Beaucoup d'internautes fustigent l'hypocrisie qui se cache derrière cette interdiction comme F.BM qui "ne comprend pas ce déni, au sujet de la prostitution". Pour elle, "le film nous force à nous poser des questions et mieux connaître la vie de ces femmes et ne pas leur jeter la pierre".

H.D pense pour sa part que "la plupart (des gens offusqués par les extraits du film qui ont été postés sur internet, ndlr) ne connaissent pas la vie nocturne à Marrakech où font exprès de ne pas la reconnaître".

Interdire au nom de la morale

D'autres, plus nombreux à s'exprimer sur notre page Facebook, se rangent du côté de l'interdiction de diffuser "Zin Li Fik" (c'est le nom du film en arabe) dans les cinémas marocains en se faisant les chantres d’une morale que salit à leur sens le film. S.H se dit pas tant offusquée par le sujet du film que par une morale qui n'en serait pas une à son sens:

"On n'a pas dit que ça (la prostitution, ndlr) n'existe pas. Et ça existe dans tous les pays dans des endroits privés destinés à une clientèle précise. Ma question; c'est quoi l'intérêt de le montrer au public? Surtout s'il n'y a pas une morale derrière".

WR poursuit dans cette veine: "Nous les marocains on le sait! pourquoi montrer ce côté du Maroc à ceux qui ne le savent pas...", il met en lumière une volonté de Préserver certaine image de la société marocaine à l'étranger.

L.NT se demande, à son tour, dans le flot de commentaires, s'il ne vaudrait pas mieux "œuvrer pour redorer notre étiquette ?!!!" (sic).

R.B partage cet avis: "Actuellement nous avons plus besoin de film pour donner une bonne image du Maroc et non une image de pays à sexe.

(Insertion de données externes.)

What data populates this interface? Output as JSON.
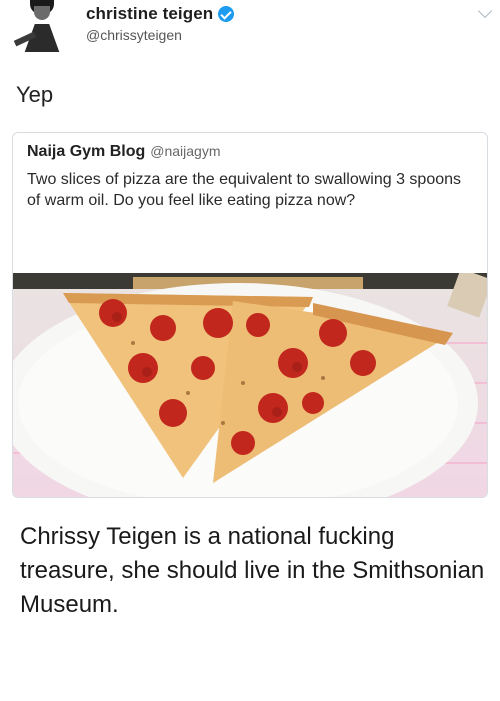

Le film de Nabil ne nous apprend rien surtout qu'à Marrakech ça fait partie du quotidien, tous les Marocains le savent alors pourquoi l'étaler au festival de Cannes?", s'interroge-t-il.

O.N va au bout de ce raisonnement, expliquant que "nous vivons dans une société pleine de tabous mais que cela fait partie de notre éducation et (que) c'est bien comme ça". Il ajoute: "Je ne me vois pas parler de prostitution à ma famille, on sait que c'est mal, point".

Et le cinéma dans tout ça?

Quelques-uns de nos lecteurs se focalisent sur l'aspect cinématographique. I.Z, par exemple: "Je ne suis ni pour ni contre le film", "je ne l'ai pas encore vu"" se contente-elle de dire de façon lapidaire. Avant de condamner "l'hypocrisie" qui découle de la polémique qui s'est propagée comme une traînée de poudre dans le royaume depuis la Croisette.